The satire works at its best during numbers like "They Were Only Playing Leapfrog", sung by several caustic ANZAC soldiers whilst Haig and company hop and skip over each other, as well as the early recruitment songs inside the theatre on Brighton's East Pier with Maggie Smith (and a young Jane Seymour in the chorus) enticing young men onto the stage to go into the Front Line, and especially the incredible closing shot of the film with a whole meadow full (literally) of crosses.

The songs in this musical, it should be noted, are all completely from the period in which it is set, including the title number. This gives it an extra sense of authenticity but also poignancy; we often think nowadays how futile the First World War was, and how different attitudes toward it were in those days, but these very same anti-war sentiments were felt at the time, as the songs testify.
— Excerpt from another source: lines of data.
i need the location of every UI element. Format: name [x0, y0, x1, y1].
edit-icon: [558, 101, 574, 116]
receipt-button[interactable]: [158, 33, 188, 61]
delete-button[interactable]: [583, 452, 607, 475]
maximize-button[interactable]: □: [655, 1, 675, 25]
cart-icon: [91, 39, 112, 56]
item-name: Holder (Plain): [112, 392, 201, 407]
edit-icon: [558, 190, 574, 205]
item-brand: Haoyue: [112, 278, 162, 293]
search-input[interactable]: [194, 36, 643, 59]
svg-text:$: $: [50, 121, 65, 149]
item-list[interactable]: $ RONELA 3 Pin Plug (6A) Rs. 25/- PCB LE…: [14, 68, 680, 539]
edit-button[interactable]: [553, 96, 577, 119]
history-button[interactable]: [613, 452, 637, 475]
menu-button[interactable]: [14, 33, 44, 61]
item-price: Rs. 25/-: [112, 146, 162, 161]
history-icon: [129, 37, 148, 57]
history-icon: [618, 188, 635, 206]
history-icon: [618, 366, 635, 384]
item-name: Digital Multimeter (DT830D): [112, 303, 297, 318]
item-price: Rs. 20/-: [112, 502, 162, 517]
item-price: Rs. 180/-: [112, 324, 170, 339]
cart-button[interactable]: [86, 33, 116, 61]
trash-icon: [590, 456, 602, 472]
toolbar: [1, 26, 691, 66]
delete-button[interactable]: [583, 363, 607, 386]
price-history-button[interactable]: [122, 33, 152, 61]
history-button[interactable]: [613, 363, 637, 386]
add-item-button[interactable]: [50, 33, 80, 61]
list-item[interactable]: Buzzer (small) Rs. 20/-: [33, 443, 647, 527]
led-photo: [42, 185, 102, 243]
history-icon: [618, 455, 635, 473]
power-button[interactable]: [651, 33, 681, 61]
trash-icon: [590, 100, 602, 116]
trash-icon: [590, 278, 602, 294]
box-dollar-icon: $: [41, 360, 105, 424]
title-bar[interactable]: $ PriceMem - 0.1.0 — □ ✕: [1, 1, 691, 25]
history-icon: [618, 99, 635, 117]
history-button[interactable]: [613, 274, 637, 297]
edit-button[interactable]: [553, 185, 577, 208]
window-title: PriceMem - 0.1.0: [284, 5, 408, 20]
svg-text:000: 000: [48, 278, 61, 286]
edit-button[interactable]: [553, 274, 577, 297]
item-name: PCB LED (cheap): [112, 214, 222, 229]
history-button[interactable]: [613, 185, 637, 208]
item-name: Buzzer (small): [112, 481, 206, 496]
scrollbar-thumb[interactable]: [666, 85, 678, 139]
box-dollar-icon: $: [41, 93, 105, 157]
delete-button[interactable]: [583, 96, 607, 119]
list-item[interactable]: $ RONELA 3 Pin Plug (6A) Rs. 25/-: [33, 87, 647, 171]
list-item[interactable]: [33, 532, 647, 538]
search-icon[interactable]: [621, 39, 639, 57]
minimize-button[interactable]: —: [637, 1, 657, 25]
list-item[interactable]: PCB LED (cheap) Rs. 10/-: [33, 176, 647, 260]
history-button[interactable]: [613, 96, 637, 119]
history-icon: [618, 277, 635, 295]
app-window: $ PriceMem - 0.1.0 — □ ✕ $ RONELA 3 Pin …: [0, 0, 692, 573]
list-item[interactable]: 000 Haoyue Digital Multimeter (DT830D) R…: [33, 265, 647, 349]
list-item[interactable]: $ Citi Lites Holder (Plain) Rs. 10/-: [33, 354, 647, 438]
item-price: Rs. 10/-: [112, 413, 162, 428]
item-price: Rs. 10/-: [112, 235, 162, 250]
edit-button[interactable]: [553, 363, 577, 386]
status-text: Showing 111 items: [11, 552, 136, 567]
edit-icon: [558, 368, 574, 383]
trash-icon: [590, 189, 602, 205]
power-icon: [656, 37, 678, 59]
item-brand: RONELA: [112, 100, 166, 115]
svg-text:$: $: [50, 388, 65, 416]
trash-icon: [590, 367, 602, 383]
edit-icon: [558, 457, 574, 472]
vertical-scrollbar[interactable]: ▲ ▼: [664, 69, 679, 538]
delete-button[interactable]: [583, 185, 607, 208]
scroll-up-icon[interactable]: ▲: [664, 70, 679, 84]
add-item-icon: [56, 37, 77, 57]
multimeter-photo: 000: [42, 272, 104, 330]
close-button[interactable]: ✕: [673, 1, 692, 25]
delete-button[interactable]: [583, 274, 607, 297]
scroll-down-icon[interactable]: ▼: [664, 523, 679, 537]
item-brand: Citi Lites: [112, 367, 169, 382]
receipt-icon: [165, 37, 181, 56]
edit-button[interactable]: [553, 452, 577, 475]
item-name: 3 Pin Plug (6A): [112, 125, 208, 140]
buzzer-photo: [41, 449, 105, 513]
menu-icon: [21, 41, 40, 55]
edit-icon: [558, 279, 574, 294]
This nostalgia was borne out when I visited my grandmother in London on the weekend of Remembrance Sunday in 1988. At her Dalston flat the TV was showing OWALW which I watched with curiosity, and though I didn't expect Nan to enjoy this sort of satirical film, she was nonetheless moved and engaged by the atmosphere of the time conjured by the songs.

More recently, at the Cambridge Arts Cinema (who nervously but perhaps quite appositely showed the film a month after September 11th) where I first saw OWALW in its proper big screen setting, the projectionist didn't realise that there were no end credits, and the film ran right out to reveal a blank white screen.

I defy anyone not to be moved, or "blown away" as they say, by the closing scene of the film. It is a vivid lasting memory of the First World War, which gets the point across with total clarity.